That "hole in my soul" drove me to be an over achiever. It drove me through graduate school. It drove me to not accept any options for a husband that didn't fit "God's plan" as I was told it was. It kept me in denial when it was obvious that my husband didn't love me. It still keeps me from fully admitting our relationship is over.

I talk a good talk, but inside, I'm afraid. As we learned Sunday night, "fear keeps us from giving God control." Until I can let go of my fear I will never gain full freedom.

That morning I heard a story about trust. A man was working in the yard while his two boys and a neighbor boy played in a tree house. When it was time for the boys to come down, the father called to his son's who jumped out of the tree into their waiting father's arms. The neighbor boy, didn't know that father very well, and refused to jump even though he had seen his play mates hop right out of the tree. Right now, I have seen many who are farther in their recovery who have learned to trust enough to hop out of the tree, but I'm still clinging to the branches.

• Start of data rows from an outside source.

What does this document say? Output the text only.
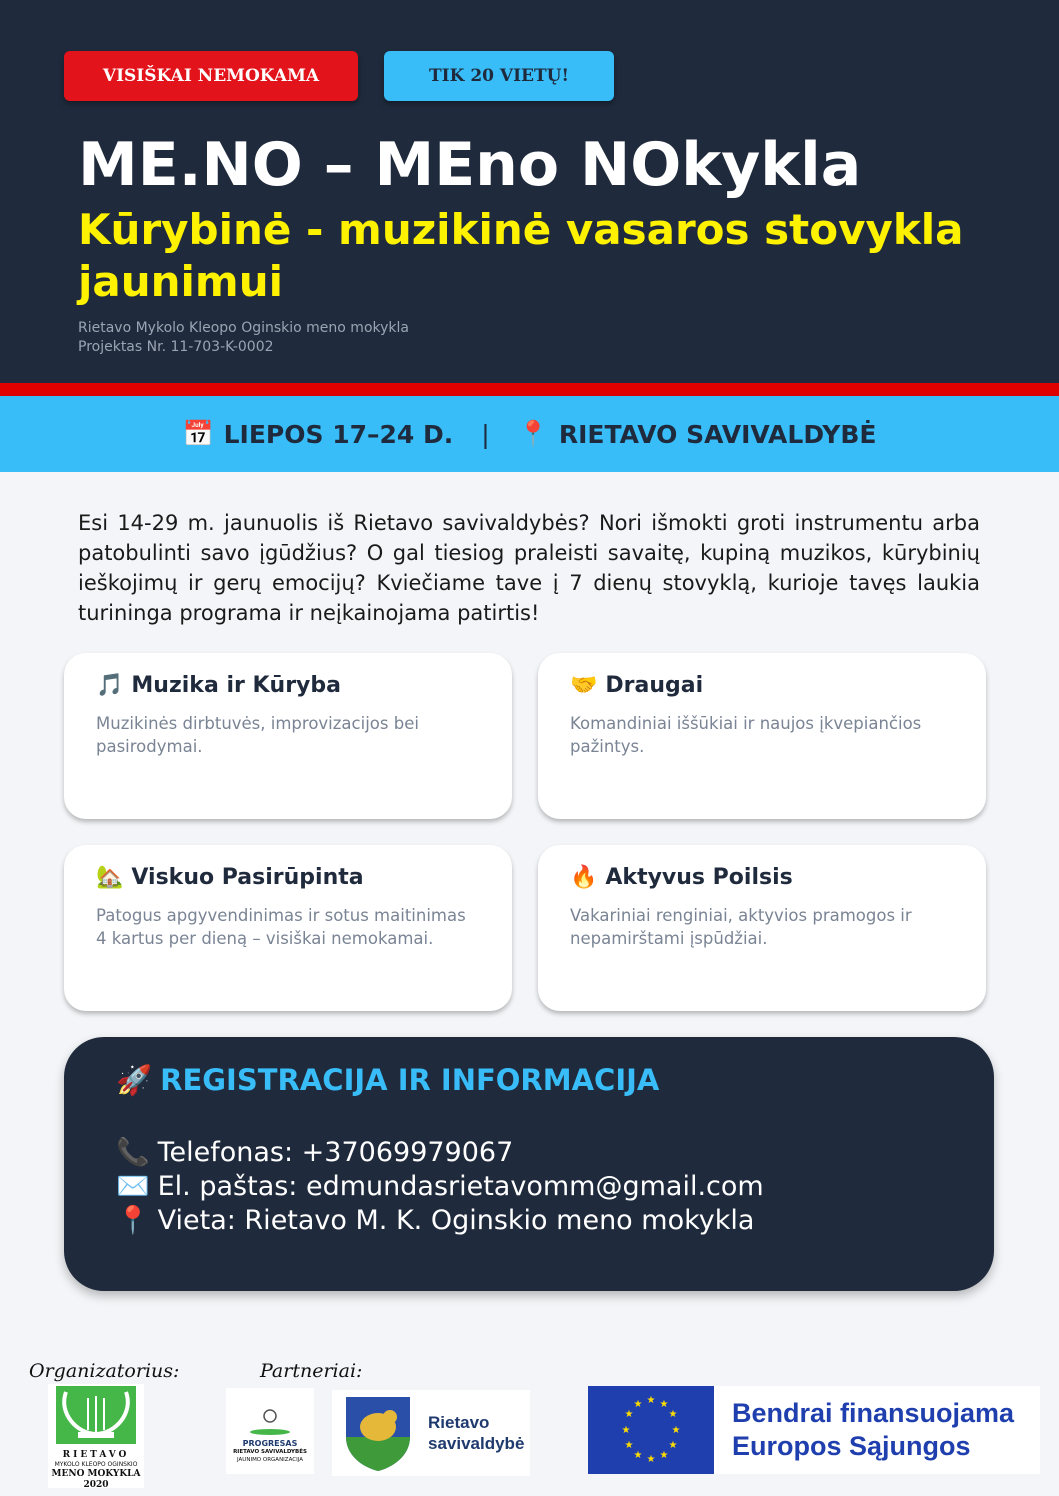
VISIŠKAI NEMOKAMA	TIK 20 VIETŲ!
ME.NO – MEno NOkykla
Kūrybinė - muzikinė vasaros stovykla jaunimui
Rietavo Mykolo Kleopo Oginskio meno mokykla
Projektas Nr. 11-703-K-0002
📅 LIEPOS 17–24 D. | 📍 RIETAVO SAVIVALDYBĖ
Esi 14-29 m. jaunuolis iš Rietavo savivaldybės? Nori išmokti groti instrumentu arba patobulinti savo įgūdžius? O gal tiesiog praleisti savaitę, kupiną muzikos, kūrybinių ieškojimų ir gerų emocijų? Kviečiame tave į 7 dienų stovyklą, kurioje tavęs laukia turininga programa ir neįkainojama patirtis!
🎵 Muzika ir Kūryba
Muzikinės dirbtuvės, improvizacijos bei pasirodymai.
🤝 Draugai
Komandiniai iššūkiai ir naujos įkvepiančios pažintys.
🏡 Viskuo Pasirūpinta
Patogus apgyvendinimas ir sotus maitinimas 4 kartus per dieną – visiškai nemokamai.
🔥 Aktyvus Poilsis
Vakariniai renginiai, aktyvios pramogos ir nepamirštami įspūdžiai.
🚀 REGISTRACIJA IR INFORMACIJA
📞 Telefonas: +37069979067
✉️ El. paštas: edmundasrietavomm@gmail.com
📍 Vieta: Rietavo M. K. Oginskio meno mokykla
Organizatorius:	Partneriai:
RIETAVO
MYKOLO KLEOPO OGINSKIO
MENO MOKYKLA
2020
PROGRESAS
RIETAVO SAVIVALDYBĖS
JAUNIMO ORGANIZACIJA
Rietavo
savivaldybė
★ ★
★
★
★
★
★
★
★
★
★
★	Bendrai finansuojama
Europos Sąjungos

As I end this entry and continue on with my reading, I will close with this one thought introduced at large group.

One can not control people and expect to be intimate with
them.

My husband and I have been trying to control the other, and so we could never be legitimately intimate. I am only beginning to realize that true intimacy is not another word for sex. I have confused the physical act with being intimate. True intimacy is much more then that. It is having your emotional needs met.

That's where I really am at. I have said I need to be good with me. That's really what I mean. I need to be intimate with myself first, and the first step to that is to finally strip my denial.